O afastamento dos terceirizados deverá ocorrer no prazo de
60 dias a contar da publicação oficial do acórdão da Segunda Turma do TRT em
Alagoas, sob pena de pagamento de multa diária no valor de R$ 10 mil por cada
trabalhador encontrado em situação desconforme com a decisão judicial. A
penalidade terá o teto de R$ 500 mil, sendo revertido ao Fundo de Amparo ao
Trabalhador.

 

Desrespeito à
Constituição

 

Para o procurador do Trabalho Rafael Gazzaneo, autor da ação
civil pública que deu início ao processo em agosto de 2016, a permanência da
terceirização no serviço, quando há candidatos aprovados e aptos para
desempenhar funções terceirizadas, afronta os princípios constitucionais da
legalidade, impessoalidade e moralidade.

“A terceirização dos serviços na CBTU comprova a
necessidade de pessoal, pois, existem vários contratos vigentes com empresas
prestadoras de serviço, enquanto diversos candidatos estão ‘esquecidos’ no
cadastro de reserva. Isso mostra, claramente, uma afronta aos princípios
constitucionais, principalmente aos da legalidade e moralidade”, disse.

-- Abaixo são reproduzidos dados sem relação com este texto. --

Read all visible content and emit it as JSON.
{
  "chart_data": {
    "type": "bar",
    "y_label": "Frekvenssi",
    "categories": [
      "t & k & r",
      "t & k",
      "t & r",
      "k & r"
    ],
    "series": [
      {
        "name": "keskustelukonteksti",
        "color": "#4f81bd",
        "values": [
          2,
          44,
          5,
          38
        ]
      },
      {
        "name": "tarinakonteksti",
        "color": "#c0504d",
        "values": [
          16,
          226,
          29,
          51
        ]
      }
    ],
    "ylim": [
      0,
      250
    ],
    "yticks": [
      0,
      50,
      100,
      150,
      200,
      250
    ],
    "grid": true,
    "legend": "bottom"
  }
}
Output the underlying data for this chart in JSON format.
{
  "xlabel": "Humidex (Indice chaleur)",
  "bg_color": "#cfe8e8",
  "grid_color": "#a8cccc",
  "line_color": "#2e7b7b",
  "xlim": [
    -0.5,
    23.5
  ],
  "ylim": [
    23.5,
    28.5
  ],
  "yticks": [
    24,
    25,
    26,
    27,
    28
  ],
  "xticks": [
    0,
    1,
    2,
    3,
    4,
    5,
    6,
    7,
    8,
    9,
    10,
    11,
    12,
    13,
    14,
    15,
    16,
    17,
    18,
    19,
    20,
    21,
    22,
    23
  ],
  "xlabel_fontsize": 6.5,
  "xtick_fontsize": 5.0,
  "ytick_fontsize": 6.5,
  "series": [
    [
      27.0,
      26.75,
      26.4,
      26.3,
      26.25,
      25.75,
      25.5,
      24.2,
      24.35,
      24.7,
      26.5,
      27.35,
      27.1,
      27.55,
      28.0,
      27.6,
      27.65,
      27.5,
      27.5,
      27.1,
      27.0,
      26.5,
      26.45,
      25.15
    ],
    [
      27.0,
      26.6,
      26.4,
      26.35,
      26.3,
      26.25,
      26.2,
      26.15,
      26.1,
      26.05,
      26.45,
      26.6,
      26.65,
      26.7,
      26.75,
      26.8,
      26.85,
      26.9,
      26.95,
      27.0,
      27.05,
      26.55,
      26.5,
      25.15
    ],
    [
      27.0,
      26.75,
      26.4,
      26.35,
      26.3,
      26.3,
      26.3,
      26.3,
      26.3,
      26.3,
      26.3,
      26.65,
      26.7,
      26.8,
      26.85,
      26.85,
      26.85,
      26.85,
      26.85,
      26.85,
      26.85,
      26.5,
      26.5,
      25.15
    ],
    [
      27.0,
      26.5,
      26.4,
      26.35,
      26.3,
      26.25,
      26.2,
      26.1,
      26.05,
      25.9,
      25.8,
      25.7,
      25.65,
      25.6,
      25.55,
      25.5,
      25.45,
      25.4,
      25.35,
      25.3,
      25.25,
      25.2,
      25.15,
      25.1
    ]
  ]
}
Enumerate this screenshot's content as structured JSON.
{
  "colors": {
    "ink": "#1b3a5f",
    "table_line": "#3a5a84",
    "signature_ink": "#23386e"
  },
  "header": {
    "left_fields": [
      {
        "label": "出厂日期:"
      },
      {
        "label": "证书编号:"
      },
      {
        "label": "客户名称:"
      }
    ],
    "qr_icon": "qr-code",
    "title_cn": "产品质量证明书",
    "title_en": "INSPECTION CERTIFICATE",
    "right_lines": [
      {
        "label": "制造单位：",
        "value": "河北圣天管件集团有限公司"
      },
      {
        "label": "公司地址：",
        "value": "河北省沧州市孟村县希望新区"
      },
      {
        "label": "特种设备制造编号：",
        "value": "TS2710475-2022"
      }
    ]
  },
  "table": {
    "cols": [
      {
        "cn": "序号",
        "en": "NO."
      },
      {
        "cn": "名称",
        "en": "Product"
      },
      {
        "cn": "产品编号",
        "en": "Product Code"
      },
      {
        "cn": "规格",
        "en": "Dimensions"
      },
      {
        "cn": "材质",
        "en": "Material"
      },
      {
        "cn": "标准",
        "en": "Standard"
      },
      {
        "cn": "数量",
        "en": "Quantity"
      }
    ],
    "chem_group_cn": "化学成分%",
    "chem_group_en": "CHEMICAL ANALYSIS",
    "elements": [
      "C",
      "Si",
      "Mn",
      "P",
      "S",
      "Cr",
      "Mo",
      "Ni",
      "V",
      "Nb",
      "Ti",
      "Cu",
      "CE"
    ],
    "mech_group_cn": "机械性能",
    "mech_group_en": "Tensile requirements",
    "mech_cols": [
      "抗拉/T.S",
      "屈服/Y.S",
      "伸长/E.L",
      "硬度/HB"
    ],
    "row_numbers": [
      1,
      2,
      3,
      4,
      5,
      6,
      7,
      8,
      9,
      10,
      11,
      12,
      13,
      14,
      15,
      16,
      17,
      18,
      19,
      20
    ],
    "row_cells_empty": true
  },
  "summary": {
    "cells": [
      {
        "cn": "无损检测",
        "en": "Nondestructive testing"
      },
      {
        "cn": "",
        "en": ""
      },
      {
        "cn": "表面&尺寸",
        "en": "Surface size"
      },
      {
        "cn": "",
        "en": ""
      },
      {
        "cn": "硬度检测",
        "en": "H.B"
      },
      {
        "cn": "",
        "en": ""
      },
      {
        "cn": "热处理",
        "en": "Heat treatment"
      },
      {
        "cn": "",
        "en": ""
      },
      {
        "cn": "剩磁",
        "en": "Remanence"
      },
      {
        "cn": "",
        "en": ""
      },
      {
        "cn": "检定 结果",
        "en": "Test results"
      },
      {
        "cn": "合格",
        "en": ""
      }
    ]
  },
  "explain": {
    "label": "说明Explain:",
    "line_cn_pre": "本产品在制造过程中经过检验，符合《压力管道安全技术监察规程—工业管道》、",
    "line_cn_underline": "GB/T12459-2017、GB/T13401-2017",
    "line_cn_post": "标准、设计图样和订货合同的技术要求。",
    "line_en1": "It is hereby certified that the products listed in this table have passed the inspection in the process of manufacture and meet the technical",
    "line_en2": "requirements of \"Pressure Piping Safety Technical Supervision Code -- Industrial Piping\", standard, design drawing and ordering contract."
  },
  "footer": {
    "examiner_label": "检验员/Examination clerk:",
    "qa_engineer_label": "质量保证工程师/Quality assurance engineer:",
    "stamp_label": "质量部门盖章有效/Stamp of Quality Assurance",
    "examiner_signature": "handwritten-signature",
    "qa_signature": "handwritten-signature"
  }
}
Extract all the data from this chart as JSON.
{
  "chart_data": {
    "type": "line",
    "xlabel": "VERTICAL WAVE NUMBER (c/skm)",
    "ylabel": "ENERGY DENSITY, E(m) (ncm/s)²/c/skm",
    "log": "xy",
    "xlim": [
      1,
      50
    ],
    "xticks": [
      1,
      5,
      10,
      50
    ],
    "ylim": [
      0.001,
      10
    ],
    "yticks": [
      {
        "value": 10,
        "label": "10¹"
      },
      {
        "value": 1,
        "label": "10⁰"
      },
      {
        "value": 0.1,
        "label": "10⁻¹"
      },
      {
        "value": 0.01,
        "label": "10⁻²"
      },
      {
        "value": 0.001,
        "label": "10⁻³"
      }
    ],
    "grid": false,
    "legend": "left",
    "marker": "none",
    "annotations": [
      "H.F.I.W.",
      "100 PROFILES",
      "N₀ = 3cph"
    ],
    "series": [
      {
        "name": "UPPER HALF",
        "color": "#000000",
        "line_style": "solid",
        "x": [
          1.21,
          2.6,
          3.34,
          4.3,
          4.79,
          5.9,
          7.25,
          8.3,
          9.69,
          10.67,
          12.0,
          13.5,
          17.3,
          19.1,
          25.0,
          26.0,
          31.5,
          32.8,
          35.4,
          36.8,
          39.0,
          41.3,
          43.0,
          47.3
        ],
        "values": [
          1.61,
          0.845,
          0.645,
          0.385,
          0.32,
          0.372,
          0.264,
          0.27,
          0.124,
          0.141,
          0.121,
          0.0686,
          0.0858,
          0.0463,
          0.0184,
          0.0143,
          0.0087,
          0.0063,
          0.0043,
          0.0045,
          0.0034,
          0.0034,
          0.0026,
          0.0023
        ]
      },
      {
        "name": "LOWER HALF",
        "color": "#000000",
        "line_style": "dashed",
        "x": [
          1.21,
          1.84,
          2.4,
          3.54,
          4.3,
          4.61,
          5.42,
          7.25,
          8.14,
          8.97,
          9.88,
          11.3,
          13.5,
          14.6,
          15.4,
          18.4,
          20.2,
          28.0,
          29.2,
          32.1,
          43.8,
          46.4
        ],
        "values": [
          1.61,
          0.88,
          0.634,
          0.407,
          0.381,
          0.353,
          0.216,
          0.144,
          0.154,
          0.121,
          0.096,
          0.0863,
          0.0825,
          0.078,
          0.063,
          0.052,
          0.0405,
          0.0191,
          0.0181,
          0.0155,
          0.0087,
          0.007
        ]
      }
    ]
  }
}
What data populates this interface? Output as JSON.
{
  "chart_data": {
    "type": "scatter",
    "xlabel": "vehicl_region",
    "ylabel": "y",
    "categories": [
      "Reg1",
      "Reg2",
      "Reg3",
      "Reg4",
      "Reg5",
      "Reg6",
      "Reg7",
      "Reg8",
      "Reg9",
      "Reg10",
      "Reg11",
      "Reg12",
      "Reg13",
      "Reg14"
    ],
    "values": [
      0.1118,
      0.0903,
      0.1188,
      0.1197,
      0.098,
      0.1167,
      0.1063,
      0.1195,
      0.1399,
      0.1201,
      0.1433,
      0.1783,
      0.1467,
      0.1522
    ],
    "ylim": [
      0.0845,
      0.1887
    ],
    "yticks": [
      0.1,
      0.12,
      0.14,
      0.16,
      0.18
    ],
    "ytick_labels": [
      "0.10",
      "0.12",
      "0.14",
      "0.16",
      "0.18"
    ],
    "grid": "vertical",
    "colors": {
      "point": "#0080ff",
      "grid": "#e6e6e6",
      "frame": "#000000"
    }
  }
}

Gazzaneo ressalta, ainda, que “a terceirização de
serviços levada a cabo pela CBTU comprova a necessidade de pessoal e, caso a
referida prática seja mantida, relegando a segundo plano os interesses
legítimos dos aprovados no processo seletivo, afronta as mais basilares
garantias individuais, além da ofensa aos princípios constitucionais já citados”.

Ainda durante o inquérito civil, o Ministério Público do
Trabalho também propôs solucionar a irregularidade por meio de termo de
ajustamento de conduta, tendo concedido à CBTU prazo de 120 dias para
apresentar um plano destinado a eliminar a terceirização das funções citadas,
mas a companhia não aceitou o acordo proposto pelo MPT/AL.

O concurso público realizado pela CBTU, em 2014, ainda é
válido, já que o certame foi prorrogado até o dia 16 de setembro de 2018.